Ketiga. Muchlas juga menegaskan pentingnya orang tua melek digital. Menyitir nasehat Ali bin Abi Thalib yang cukup fenomenal mengenai pendidikan anak yakni “Ajarilah anak-anakmu sesuai dengan zamannya, karena mereka hidup di zaman mereka bukan pada zamanmu. Sesungguhnya mereka diciptakan untuk zamannya, sedangkan kalian diciptakan untuk zaman kalian”.

Ketiga. Staf Khusus Bidang Komunikasi dan Media Menteri Sekretaris Negara RI, Faldo Maldini mengatakan sensor sering dianggap hambatan demokrasi. Bahkan, terjadi pengekangan kebebasan berekspresi. Padahal, kegiatan sensor adalah bagin dari sustainable democracy, karena adanya edukasi dengan ragam literasi juga menunjukan negara senantiasa hadir untuk melindungi masyarakat.

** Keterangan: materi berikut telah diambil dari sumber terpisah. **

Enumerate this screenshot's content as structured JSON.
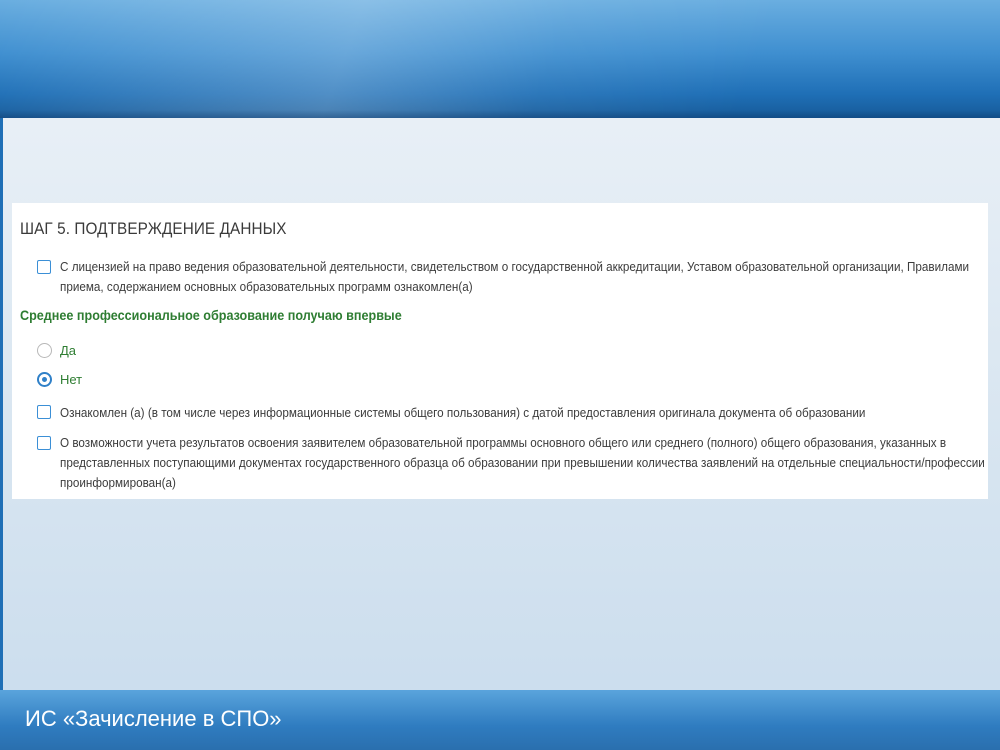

Karena filosofi demokrasi tidak hanya mencapai kestabilan janga pendek, tapi memastikan active citizen. Misalnya menjamin warga negara membuat media

Keempat. LSF telah menyensor kisaran 39.000 judul film. Sinema tersebut baik untuk tayangan di bioskop, sinetron atau FTV yang disiarkan di televisi hingga impor di sepanjang 2021 ini. Demikian kata Ketua Komisi III LSF Naswardi. 

Dari jumlah itu, yang dominan adalah materi iklan untuk televisi. Tren baru penyensoran adalah tayangan untuk jaringan informatika seperti Disney, Netflix, Maxstream dan lainnya atau 599 judul. Untuk tayangan streaming itu ada muatan iklan 1,5 persen.

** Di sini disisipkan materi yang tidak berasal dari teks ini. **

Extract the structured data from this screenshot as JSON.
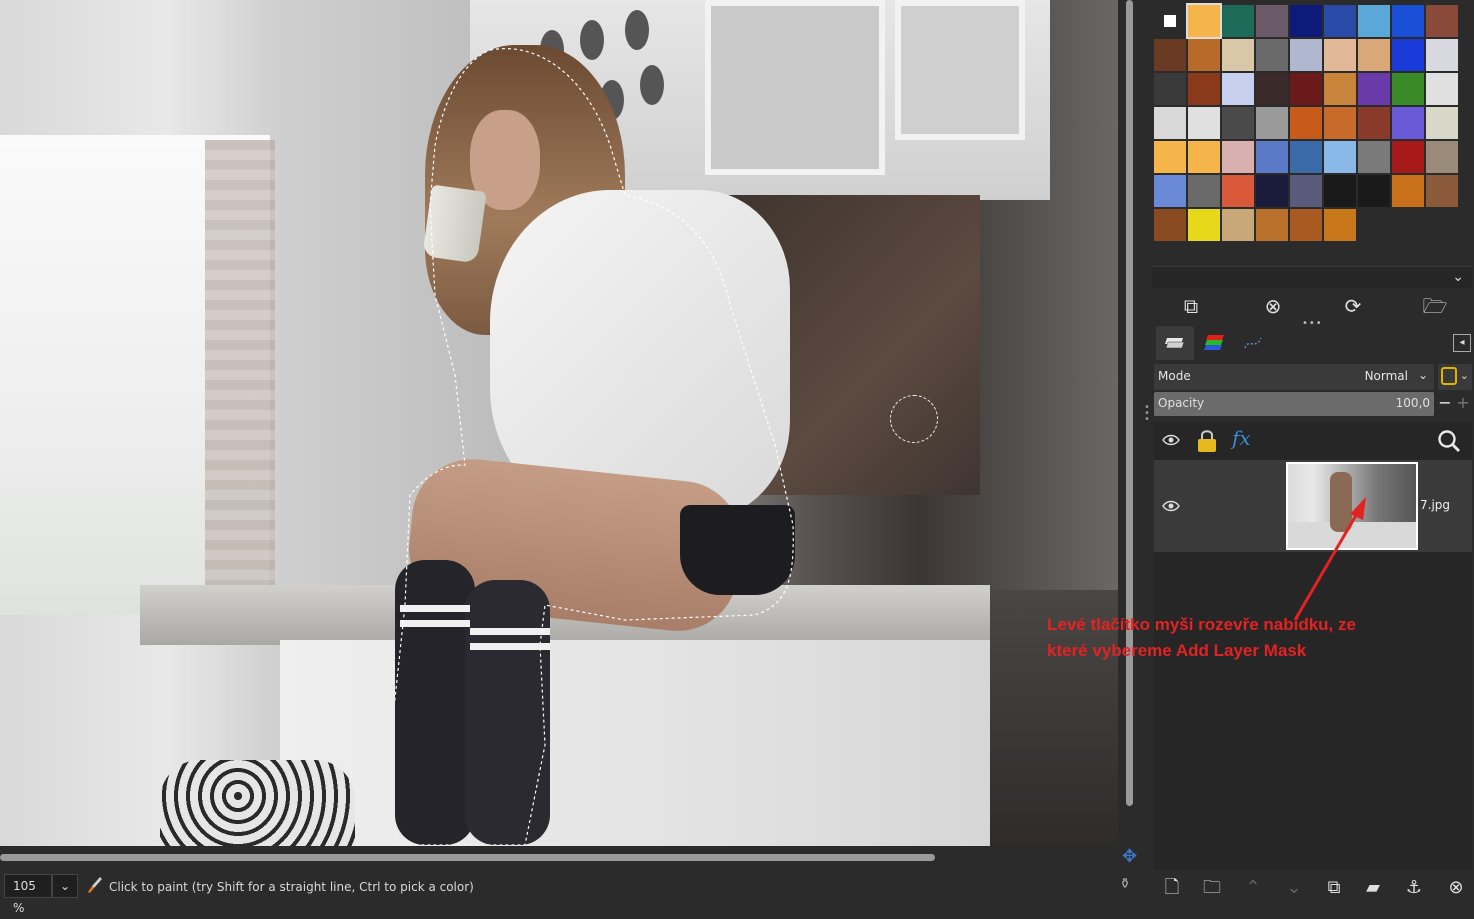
{
  "canvas": {
    "image_description_alt": ""
  },
  "statusbar": {
    "zoom": "105 %",
    "zoom_dropdown": "⌄",
    "message": "Click to paint (try Shift for a straight line, Ctrl to pick a color)"
  },
  "patterns": {
    "colors": [
      "#ffffff",
      "#f6b54a",
      "#1d6a58",
      "#6b5a6a",
      "#0d1a7a",
      "#2a4aa8",
      "#5aa8d8",
      "#1a4fd8",
      "#8a4a3a",
      "#6a3a22",
      "#b86a2a",
      "#d8c8a8",
      "#6a6a6a",
      "#b0b8d0",
      "#e0b898",
      "#d8a878",
      "#1a3ad8",
      "#d8d8e0",
      "#3a3a3a",
      "#8a3a1a",
      "#c8d0f0",
      "#3a2a2a",
      "#6a1a1a",
      "#c8843a",
      "#6a3aa8",
      "#3a8a2a",
      "#e0e0e0",
      "#d8d8d8",
      "#e0e0e0",
      "#4a4a4a",
      "#9a9a9a",
      "#c85a1a",
      "#c86a2a",
      "#8a3a2a",
      "#6a5ad8",
      "#d8d8c8",
      "#f6b54a",
      "#f6b54a",
      "#d8b0b0",
      "#5a7ac8",
      "#3a6aa8",
      "#8ab8e8",
      "#7a7a7a",
      "#a81a1a",
      "#9a8a7a",
      "#6a8ad8",
      "#6a6a6a",
      "#d85a3a",
      "#1a1a3a",
      "#5a5a7a",
      "#1a1a1a",
      "#1a1a1a",
      "#c8701a",
      "#8a5a3a",
      "#8a4a22",
      "#e8d81a",
      "#c8a878",
      "#b8702a",
      "#a85a22",
      "#c8781a"
    ]
  },
  "patterns_menu_chevron": "⌄",
  "pattern_actions": {
    "duplicate": "⧉",
    "delete": "⊗",
    "refresh": "⟳",
    "open": "🗁"
  },
  "tabs": {
    "menu": "◂"
  },
  "layers": {
    "mode_label": "Mode",
    "mode_value": "Normal",
    "mode_chevron": "⌄",
    "mode_switch_chevron": "⌄",
    "opacity_label": "Opacity",
    "opacity_value": "100,0",
    "opacity_fraction": 1.0,
    "opacity_minus": "−",
    "opacity_plus": "+",
    "fx_label": "fx",
    "layer_name": "7.jpg"
  },
  "layer_actions": {
    "new_layer": "🗋",
    "new_group": "🗀",
    "raise": "⌃",
    "lower": "⌄",
    "duplicate": "⧉",
    "merge": "▰",
    "anchor": "⚓",
    "delete": "⊗"
  },
  "annotation": {
    "line1": "Levé tlačítko myši rozevře nabídku, ze",
    "line2": "které vybereme Add Layer Mask",
    "color": "#e32222"
  },
  "icons": {
    "nav": "✥",
    "status_right": "⚱"
  }
}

Selama pandemi, sensor untuk film layar lebar, berkurang. Biasanya, rata-rata per tahun sekitar 400 judul namun turun menjadi 196 film yang sebagian besar untuk model pertunjukan baru seperti drive in theater.

Untuk format film Palwa (DVD) sekitar 328 judul, sedangkan film untuk festival yang telah disensor sebanyak 150 judul. LSF tetap dengan parameter untuk menyatakan film tak lulus sensor. Antara lain karena mengandung kekerasan, harkat dan martabat, penodaan atau penistaan agama, pelanggaran hukum, serta apakah mengandung sensitivitas di masyarakat. Termasuk target usia. Untuk film impor, penyensoran pun dilakukan kepada teks terjemahannya. 

Ada langkah konkrit yang merupakan bagian dari proses pencanangan menjadi gerakan nasional sensor mandiri, diantaranya masifikasi kampanye budaya sensor Mandiri baik melalui konten-konten literasi yang diproduksi baik melalui Diskusi atau woprkshop lainnya. Juga penanaman nilai-nilai di unit pemerintah paling rendah, seperti pemerintahan desa sehingga namanya menjadi Desa sensor Mandiri.

LSF juga melakukan riset sebagai bagian dari basis program dan kebijakan untuk melaksanakan survei nasional budaya sensor Mandiri tentang indeks kesadaran masyarakat dalam sensor Mandiri. Yang terakhir, LSF melakukan akselerasi kerjasama dengan berbagai pemangku kepentingan terkait, LSF juga telah  membangun kerjasama dengan 34 perguruan tinggi negeri dan swasta seluruh Indonesia yang kemudian diturunkan menjadi aksi bersama.